The whole body of this new scheme of manners, in sup­port of the new scheme of politicks, I consider as a strong and decisive proof of determined ambition and systematick hos­tility. I defy the most refining ingenuity to invent any other cause for the total departure of the Jacobin Republick from every one of the ideas and usages, religious, legal, moral, or social, of this civilized world, and for her tearing herself from its communion with such studied violence, but from a formed resolution of keeping no terms with that world. It has not been, as has been falsely and insidiously represented, that these miscreants had only broke with their old Govern­ment. They made a schism with the whole universe; and that schism extended to almost every thing great and small. For one, I wish, since it is gone thus far, that the breach had been so compleat, as to make all intercourse impracticable; but, partly by accident, partly by design, partly from the re­sistance of the matter, enough is left to preserve intercourse, whilst amity is destroyed or corrupted in it’s principle.

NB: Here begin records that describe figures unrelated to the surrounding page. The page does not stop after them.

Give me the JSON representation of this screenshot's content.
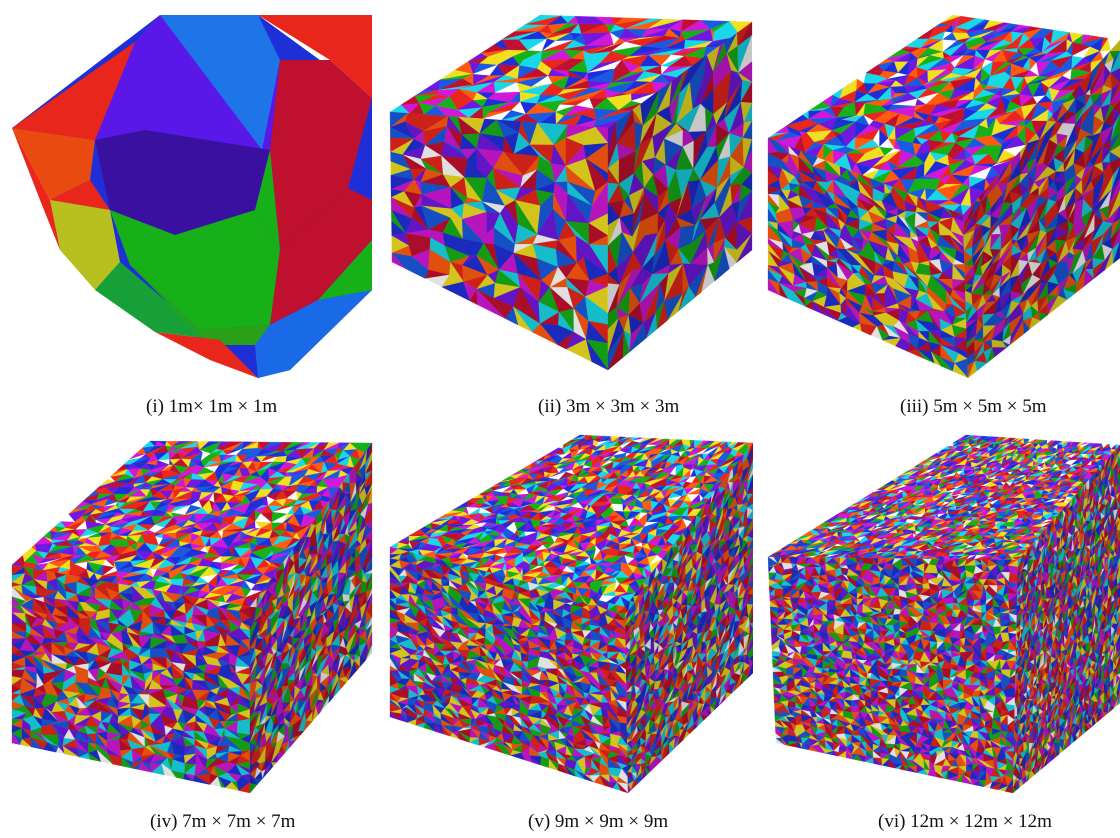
{
  "figure": {
    "panels": [
      {
        "id": "i",
        "caption": "(i) 1m× 1m × 1m",
        "grid": 1
      },
      {
        "id": "ii",
        "caption": "(ii) 3m × 3m × 3m",
        "grid": 3
      },
      {
        "id": "iii",
        "caption": "(iii) 5m × 5m × 5m",
        "grid": 5
      },
      {
        "id": "iv",
        "caption": "(iv) 7m × 7m × 7m",
        "grid": 7
      },
      {
        "id": "v",
        "caption": "(v) 9m × 9m × 9m",
        "grid": 9
      },
      {
        "id": "vi",
        "caption": "(vi) 12m × 12m × 12m",
        "grid": 12
      }
    ],
    "palette": [
      "#e8261c",
      "#1f2fd8",
      "#18b018",
      "#f0e020",
      "#d018d8",
      "#18d8e8",
      "#7018e0",
      "#c01030",
      "#ff5a10",
      "#1a5ae0",
      "#ffffff"
    ]
  }
}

This violent breach of the community of Europe we must conclude to have been made, (even if they had not expressly declared it over and over again) either to force mankind into an adoption of their system, or to live in perpetual enmity with a community the most potent we have ever known. Can any person imagine, that in offering to mankind this des­perate alternative, there is no indication of a hostile mind, because men in possession of the ruling authority are sup­posed to have a right to act without coercion in their own territories? As to the right of men to act any where according to their pleasure, without any moral tie, no such right exists. Men are never in a state of total independence of each other. It is not the condition of our nature: nor is it conceiv­able how any man can pursue a considerable course of action without it’s having some effect upon others; or, of course, without producing some degree of responsibility for his con­duct. The situations in which men relatively stand produce the rules and principles of that responsibility, and afford direc­tions to prudence in exacting it.